After Layoffs And Endless Chaos, The AT&T, Time Warner, Discovery Mergers Come To A Whimpering, Pathetic Finale
The utterly pointless, decade-long madness that was the Time Warner Discovery series of mergers has come to its pathetic conclusion. Basically announcing that the whole mess was a waste of time, company executives last week quietly announced they’d be untangling much of the partnership and try to pretend the whole thing never happened:
“The theoretical plan, as best as I can understand from the FT report, is to turn Warner Brothers Discovery into one “Goodco” — its (formerly known as HBO) Max streaming business and its Warner Bros. movie studio — and one “shitco” — all of its declining linear TV networks, including CNN, plus most or all of the $40 billion in debt WBD has taken on.

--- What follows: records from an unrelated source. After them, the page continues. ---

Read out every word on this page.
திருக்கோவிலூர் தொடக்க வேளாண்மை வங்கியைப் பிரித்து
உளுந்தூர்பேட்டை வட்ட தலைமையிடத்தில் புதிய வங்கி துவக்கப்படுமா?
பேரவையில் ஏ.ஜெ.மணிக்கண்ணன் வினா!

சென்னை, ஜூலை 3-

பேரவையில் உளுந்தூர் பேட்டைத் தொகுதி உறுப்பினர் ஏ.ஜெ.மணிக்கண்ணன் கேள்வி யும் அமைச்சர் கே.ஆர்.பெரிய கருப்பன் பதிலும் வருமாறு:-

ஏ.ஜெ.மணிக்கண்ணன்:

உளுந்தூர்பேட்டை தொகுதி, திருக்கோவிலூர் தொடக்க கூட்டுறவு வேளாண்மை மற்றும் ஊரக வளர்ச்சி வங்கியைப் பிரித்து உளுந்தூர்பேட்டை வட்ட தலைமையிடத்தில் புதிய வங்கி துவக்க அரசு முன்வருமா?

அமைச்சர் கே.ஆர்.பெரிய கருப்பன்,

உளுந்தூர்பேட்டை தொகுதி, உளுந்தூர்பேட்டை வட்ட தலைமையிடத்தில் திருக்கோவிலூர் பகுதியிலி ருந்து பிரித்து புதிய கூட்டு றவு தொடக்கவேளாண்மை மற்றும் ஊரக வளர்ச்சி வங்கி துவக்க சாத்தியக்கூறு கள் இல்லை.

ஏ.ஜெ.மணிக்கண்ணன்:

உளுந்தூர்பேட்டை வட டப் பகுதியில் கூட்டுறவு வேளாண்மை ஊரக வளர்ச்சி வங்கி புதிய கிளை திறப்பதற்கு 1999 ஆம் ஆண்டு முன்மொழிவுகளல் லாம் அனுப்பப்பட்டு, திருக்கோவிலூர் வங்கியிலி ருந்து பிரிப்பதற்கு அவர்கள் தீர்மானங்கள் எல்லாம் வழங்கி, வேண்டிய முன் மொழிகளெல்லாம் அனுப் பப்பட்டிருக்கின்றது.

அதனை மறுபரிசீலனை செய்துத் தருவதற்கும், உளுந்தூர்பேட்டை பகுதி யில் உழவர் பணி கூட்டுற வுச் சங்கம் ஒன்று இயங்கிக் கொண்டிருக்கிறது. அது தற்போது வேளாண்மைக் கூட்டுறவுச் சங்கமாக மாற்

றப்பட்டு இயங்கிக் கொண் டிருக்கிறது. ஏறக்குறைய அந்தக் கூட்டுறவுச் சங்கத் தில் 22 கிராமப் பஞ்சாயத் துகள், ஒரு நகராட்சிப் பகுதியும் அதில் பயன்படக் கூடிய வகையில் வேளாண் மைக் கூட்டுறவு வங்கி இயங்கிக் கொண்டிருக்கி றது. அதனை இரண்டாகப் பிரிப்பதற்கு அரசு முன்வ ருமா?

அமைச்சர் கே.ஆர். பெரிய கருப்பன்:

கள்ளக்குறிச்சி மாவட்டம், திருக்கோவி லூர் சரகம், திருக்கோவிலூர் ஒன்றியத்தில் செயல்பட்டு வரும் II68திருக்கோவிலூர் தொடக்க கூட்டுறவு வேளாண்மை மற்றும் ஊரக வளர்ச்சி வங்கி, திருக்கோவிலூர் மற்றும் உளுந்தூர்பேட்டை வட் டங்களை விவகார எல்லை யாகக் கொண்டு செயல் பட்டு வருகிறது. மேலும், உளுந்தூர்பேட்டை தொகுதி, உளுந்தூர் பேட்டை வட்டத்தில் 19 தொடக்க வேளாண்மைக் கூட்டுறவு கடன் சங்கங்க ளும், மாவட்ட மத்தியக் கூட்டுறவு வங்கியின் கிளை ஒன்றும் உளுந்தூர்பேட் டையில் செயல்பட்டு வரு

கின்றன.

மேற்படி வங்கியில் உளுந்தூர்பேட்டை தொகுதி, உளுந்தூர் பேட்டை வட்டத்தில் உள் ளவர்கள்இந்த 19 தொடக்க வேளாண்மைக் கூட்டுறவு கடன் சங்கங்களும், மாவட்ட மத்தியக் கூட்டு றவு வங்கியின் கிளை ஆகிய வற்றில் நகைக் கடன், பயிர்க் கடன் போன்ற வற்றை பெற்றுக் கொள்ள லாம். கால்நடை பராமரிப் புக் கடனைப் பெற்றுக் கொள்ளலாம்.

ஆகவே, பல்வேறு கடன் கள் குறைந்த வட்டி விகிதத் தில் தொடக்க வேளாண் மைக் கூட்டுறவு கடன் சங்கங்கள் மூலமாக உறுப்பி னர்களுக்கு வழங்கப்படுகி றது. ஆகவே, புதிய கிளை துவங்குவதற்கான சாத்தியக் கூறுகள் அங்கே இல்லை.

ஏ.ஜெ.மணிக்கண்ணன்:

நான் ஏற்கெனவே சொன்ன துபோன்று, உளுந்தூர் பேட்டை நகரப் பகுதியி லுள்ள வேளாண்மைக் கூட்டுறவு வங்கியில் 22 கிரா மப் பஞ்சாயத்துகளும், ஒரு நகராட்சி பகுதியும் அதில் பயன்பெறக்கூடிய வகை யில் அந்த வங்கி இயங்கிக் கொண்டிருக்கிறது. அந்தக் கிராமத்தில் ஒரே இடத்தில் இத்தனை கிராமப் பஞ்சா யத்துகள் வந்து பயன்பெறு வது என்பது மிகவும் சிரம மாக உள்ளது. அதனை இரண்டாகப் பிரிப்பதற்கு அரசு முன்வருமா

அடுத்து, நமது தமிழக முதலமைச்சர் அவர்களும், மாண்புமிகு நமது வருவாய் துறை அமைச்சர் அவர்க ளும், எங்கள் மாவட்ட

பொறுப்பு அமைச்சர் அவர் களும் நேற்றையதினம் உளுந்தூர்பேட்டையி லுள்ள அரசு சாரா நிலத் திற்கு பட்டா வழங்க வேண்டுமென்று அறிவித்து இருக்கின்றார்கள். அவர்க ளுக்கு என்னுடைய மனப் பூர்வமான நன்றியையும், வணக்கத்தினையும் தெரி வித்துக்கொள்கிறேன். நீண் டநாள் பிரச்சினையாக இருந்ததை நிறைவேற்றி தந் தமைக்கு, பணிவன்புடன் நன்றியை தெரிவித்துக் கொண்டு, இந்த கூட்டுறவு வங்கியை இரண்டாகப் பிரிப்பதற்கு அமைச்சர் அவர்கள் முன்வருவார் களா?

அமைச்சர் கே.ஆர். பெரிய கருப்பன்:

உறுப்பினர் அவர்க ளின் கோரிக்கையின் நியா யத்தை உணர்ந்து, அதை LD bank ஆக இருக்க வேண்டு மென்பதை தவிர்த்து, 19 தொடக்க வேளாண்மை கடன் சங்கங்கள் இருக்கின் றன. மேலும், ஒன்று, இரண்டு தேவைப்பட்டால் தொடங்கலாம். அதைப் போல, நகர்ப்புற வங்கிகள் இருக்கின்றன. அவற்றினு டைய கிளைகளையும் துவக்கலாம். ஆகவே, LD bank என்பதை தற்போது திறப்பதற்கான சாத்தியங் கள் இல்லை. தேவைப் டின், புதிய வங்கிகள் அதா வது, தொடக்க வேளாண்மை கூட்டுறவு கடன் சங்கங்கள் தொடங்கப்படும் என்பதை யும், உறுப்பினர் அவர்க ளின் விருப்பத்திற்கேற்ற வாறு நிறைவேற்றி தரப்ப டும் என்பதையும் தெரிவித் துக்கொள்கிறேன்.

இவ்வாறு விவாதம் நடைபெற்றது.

…the biggest takeaway is the seeming admission behind the trial balloon: That the WarnerMedia-Discovery deal — pitched at the time as a way to scale up to fight Netflix and Big Tech companies — hasn’t worked.”
These mergers were supposed to usher forth a wave of amazing synergies and create a new media juggernaut. Instead they resulted in madness and chaos. And the executives in charge of them, like fail upward Time Warner brunchlord David Zaslav, saw accountability in the form of massive compensation packages utterly untethered from any sort of actual competency.

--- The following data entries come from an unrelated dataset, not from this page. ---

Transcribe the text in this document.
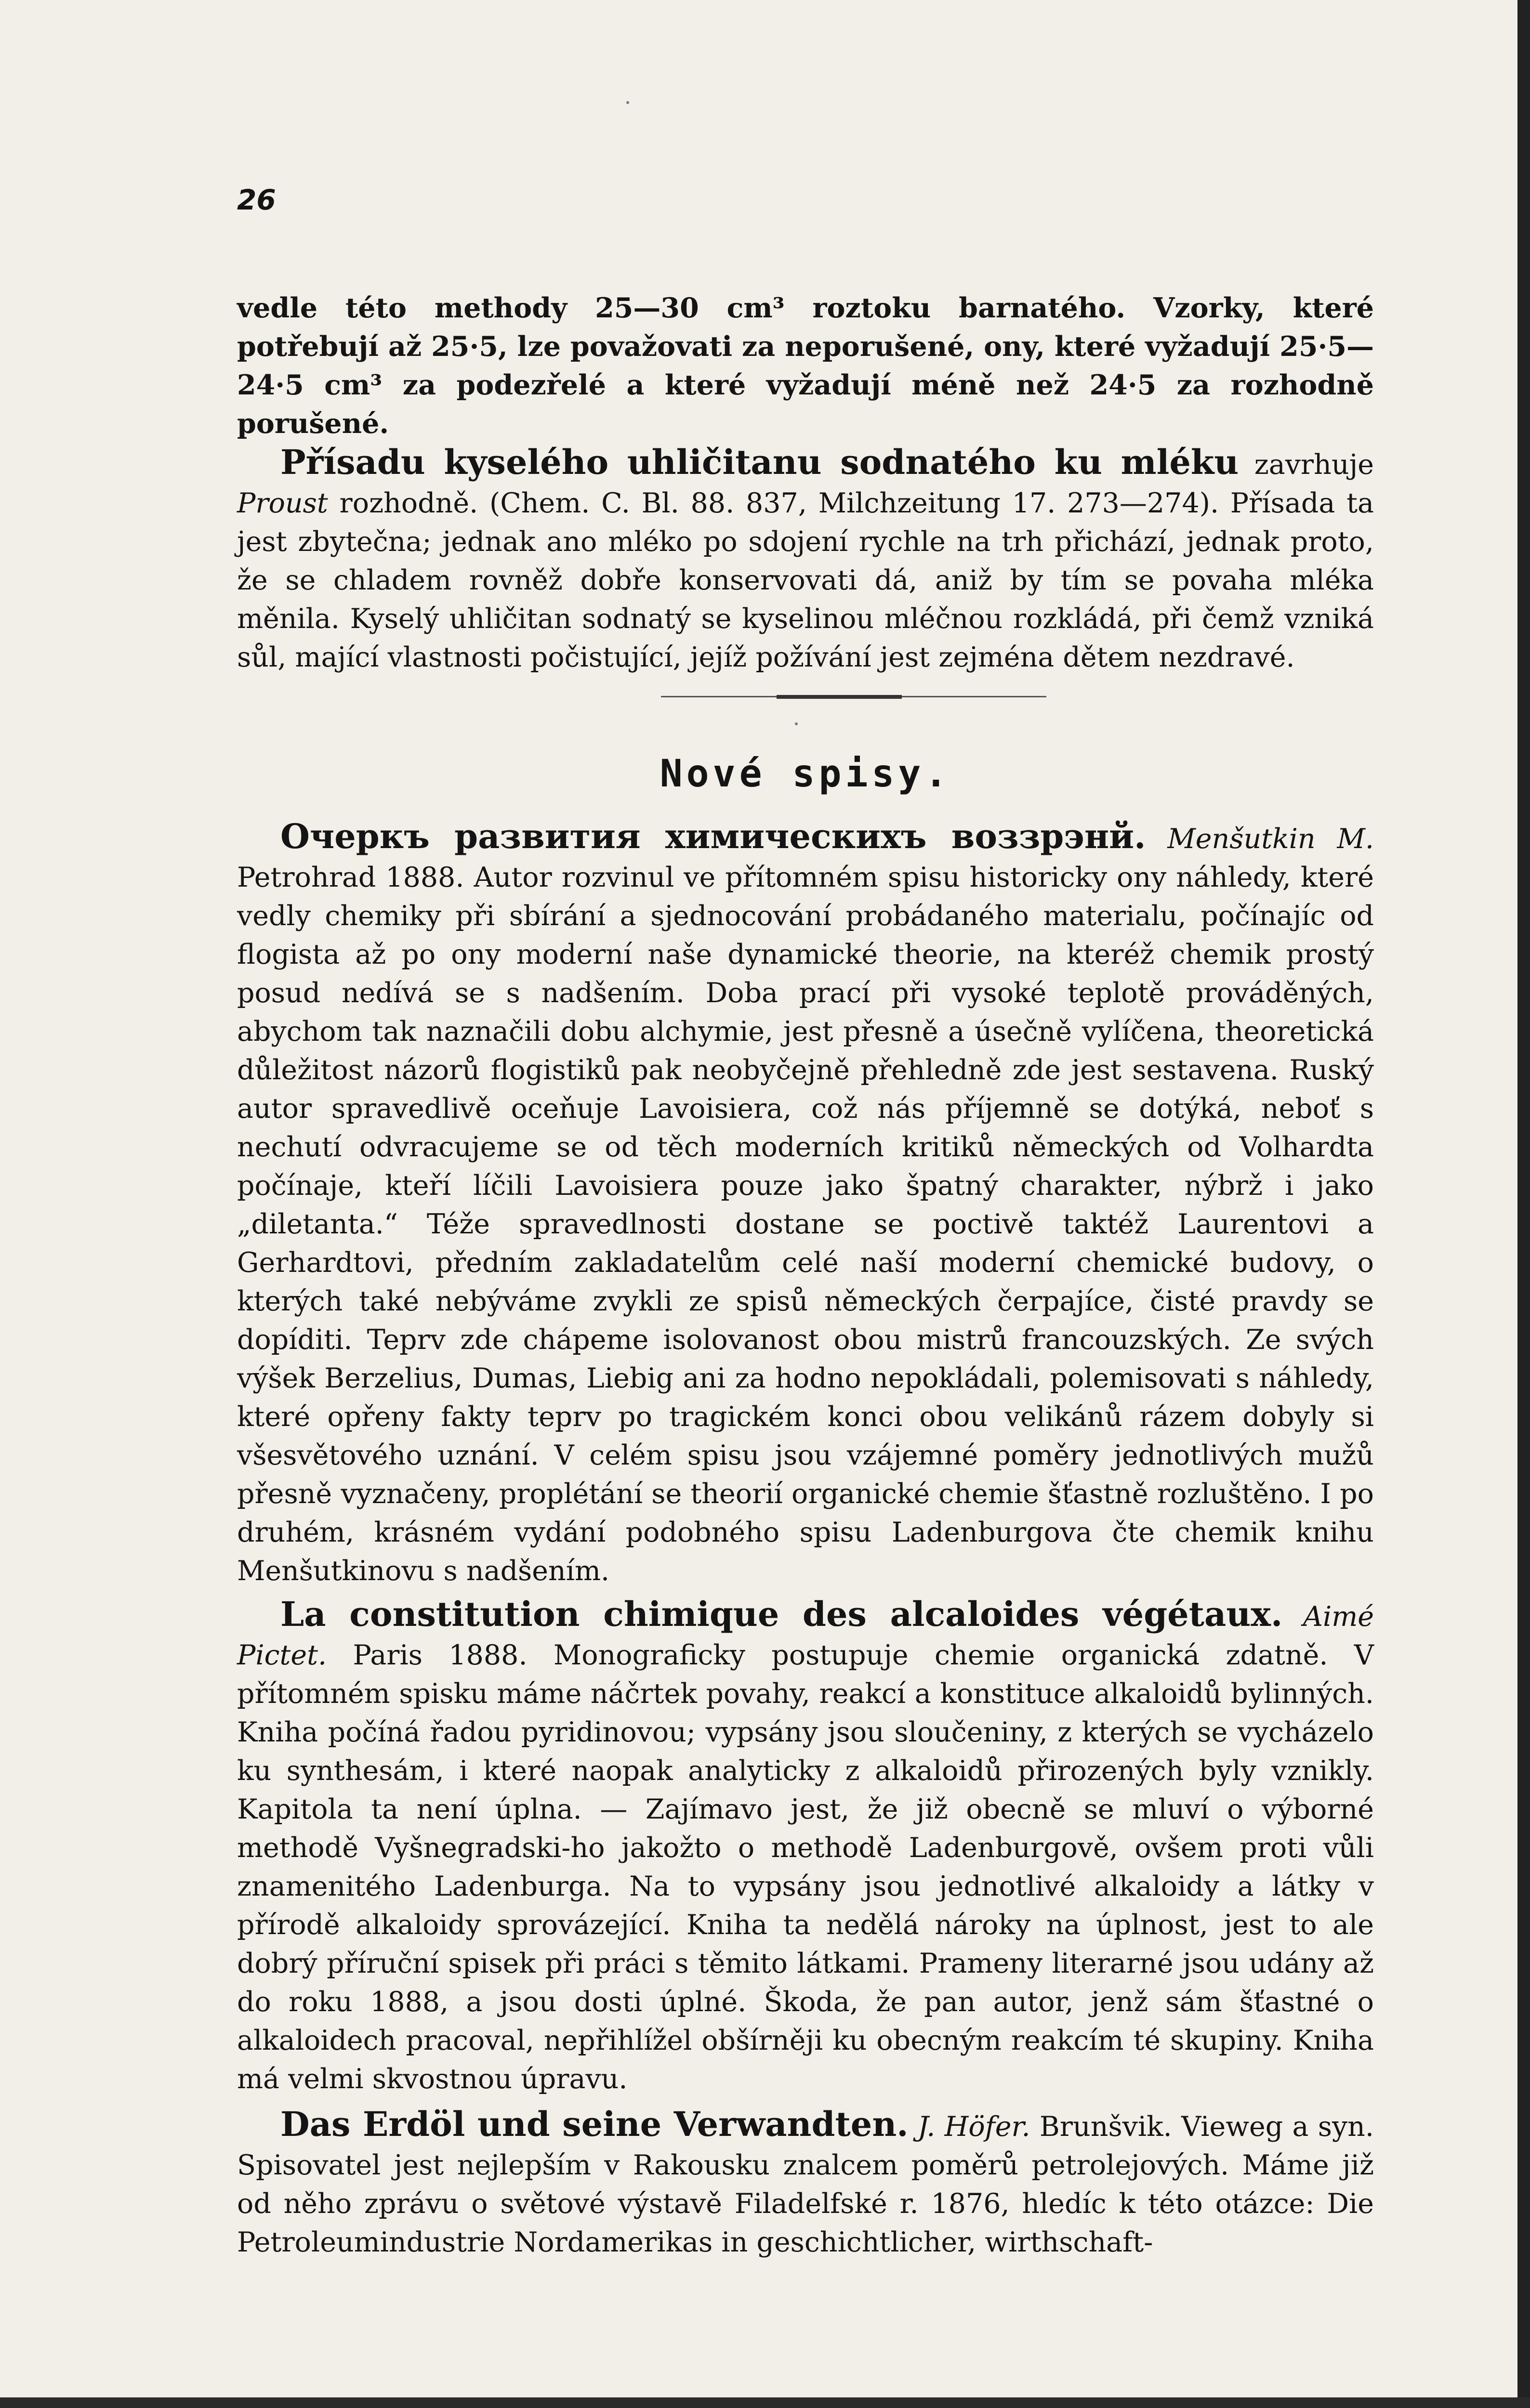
26

vedle této methody 25—30 cm³ roztoku barnatého. Vzorky, které potřebují až 25·5, lze považovati za neporušené, ony, které vyžadují 25·5—24·5 cm³ za podezřelé a které vyžadují méně než 24·5 za rozhodně porušené.

Přísadu kyselého uhličitanu sodnatého ku mléku zavrhuje Proust rozhodně. (Chem. C. Bl. 88. 837, Milchzeitung 17. 273—274). Přísada ta jest zbytečna; jednak ano mléko po sdojení rychle na trh přichází, jednak proto, že se chladem rovněž dobře konservovati dá, aniž by tím se povaha mléka měnila. Kyselý uhličitan sodnatý se kyselinou mléčnou rozkládá, při čemž vzniká sůl, mající vlastnosti počistující, jejíž požívání jest zejména dětem nezdravé.

Nové spisy.

Очеркъ развития химическихъ воззрэнй. Menšutkin M. Petrohrad 1888. Autor rozvinul ve přítomném spisu historicky ony náhledy, které vedly chemiky při sbírání a sjednocování probádaného materialu, počínajíc od flogista až po ony moderní naše dynamické theorie, na kteréž chemik prostý posud nedívá se s nadšením. Doba prací při vysoké teplotě prováděných, abychom tak naznačili dobu alchymie, jest přesně a úsečně vylíčena, theoretická důležitost názorů flogistiků pak neobyčejně přehledně zde jest sestavena. Ruský autor spravedlivě oceňuje Lavoisiera, což nás příjemně se dotýká, neboť s nechutí odvracujeme se od těch moderních kritiků německých od Volhardta počínaje, kteří líčili Lavoisiera pouze jako špatný charakter, nýbrž i jako „diletanta.“ Téže spravedlnosti dostane se poctivě taktéž Laurentovi a Gerhardtovi, předním zakladatelům celé naší moderní chemické budovy, o kterých také nebýváme zvykli ze spisů německých čerpajíce, čisté pravdy se dopíditi. Teprv zde chápeme isolovanost obou mistrů francouzských. Ze svých výšek Berzelius, Dumas, Liebig ani za hodno nepokládali, polemisovati s náhledy, které opřeny fakty teprv po tragickém konci obou velikánů rázem dobyly si všesvětového uznání. V celém spisu jsou vzájemné poměry jednotlivých mužů přesně vyznačeny, proplétání se theorií organické chemie šťastně rozluštěno. I po druhém, krásném vydání podobného spisu Ladenburgova čte chemik knihu Menšutkinovu s nadšením.

La constitution chimique des alcaloides végétaux. Aimé Pictet. Paris 1888. Monograficky postupuje chemie organická zdatně. V přítomném spisku máme náčrtek povahy, reakcí a konstituce alkaloidů bylinných. Kniha počíná řadou pyridinovou; vypsány jsou sloučeniny, z kterých se vycházelo ku synthesám, i které naopak analyticky z alkaloidů přirozených byly vznikly. Kapitola ta není úplna. — Zajímavo jest, že již obecně se mluví o výborné methodě Vyšnegradski-ho jakožto o methodě Ladenburgově, ovšem proti vůli znamenitého Ladenburga. Na to vypsány jsou jednotlivé alkaloidy a látky v přírodě alkaloidy sprovázející. Kniha ta nedělá nároky na úplnost, jest to ale dobrý příruční spisek při práci s těmito látkami. Prameny literarné jsou udány až do roku 1888, a jsou dosti úplné. Škoda, že pan autor, jenž sám šťastné o alkaloidech pracoval, nepřihlížel obšírněji ku obecným reakcím té skupiny. Kniha má velmi skvostnou úpravu.

Das Erdöl und seine Verwandten. J. Höfer. Brunšvik. Vieweg a syn. Spisovatel jest nejlepším v Rakousku znalcem poměrů petrolejových. Máme již od něho zprávu o světové výstavě Filadelfské r. 1876, hledíc k této otázce: Die Petroleumindustrie Nordamerikas in geschichtlicher, wirthschaft-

It all began with the AT&T Time Warner and DirecTV mergers, which were a monumental disaster. AT&T spent $200 billion to acquire both thinking it would dominate the video and internet ad space. Instead, the company lost 9 million subscribers in nine years, fired 50,000 employees, closed numerous popular brands (including Mad Magazine), and stumbled around incompetently for several years before giving up.
But that was just the start.
After its tactical retreat, AT&T spun off Time Warner into an entirely new company, Warner Media. Warner Media then immediately turned around and announced a blockbuster merger with Discovery, resulting in the super-creatively named Warner Brothers Discovery.

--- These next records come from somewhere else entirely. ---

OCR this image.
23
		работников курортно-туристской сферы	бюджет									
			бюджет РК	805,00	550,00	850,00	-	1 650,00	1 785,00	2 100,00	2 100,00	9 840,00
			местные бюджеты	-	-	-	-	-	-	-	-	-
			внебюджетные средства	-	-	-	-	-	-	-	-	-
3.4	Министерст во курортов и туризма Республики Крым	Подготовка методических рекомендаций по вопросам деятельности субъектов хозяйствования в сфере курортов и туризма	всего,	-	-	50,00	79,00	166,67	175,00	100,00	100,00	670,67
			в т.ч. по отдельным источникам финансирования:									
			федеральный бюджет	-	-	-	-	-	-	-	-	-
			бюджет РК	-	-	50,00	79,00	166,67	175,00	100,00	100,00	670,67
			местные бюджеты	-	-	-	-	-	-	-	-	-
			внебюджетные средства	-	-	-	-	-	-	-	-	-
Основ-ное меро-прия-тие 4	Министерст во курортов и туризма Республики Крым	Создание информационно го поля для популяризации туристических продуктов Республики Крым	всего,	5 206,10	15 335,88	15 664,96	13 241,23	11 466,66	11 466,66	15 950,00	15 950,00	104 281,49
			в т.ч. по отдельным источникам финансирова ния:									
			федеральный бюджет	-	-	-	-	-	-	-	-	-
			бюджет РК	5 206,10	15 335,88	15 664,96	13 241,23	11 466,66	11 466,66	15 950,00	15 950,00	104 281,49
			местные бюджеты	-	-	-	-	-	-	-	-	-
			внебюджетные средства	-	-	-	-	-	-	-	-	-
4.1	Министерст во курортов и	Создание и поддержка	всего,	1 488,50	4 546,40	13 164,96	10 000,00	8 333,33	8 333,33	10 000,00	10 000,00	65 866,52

Things only got worse. Executives there were so cheap they refused to pay residuals to creators, shuttered numerous popular programs they didn’t want to pay for, and engaged in round after round of additional layoffs to achieve promised “synergies” that never arrived. Hundreds of billions of dollars later and the end result is a shittier product and absolute chaos.
The whole mess is a wonderful example of the blistering stupidity of the “growth for growth’s sake” mindset, the perils of mindless consolidation, and our obsession with pointless megadeals that only benefit investors and higher level executives in the form of tax breaks, brief stock bumps, and outsized compensation package.
Everybody else, from artists and employees to consumers, gets screwed in the form of layoffs, higher rates, or lower quality product. It’s not clear how many times we have to repeat the process before we learn anything, in part because there’s no financial incentive for introspection by decision makers.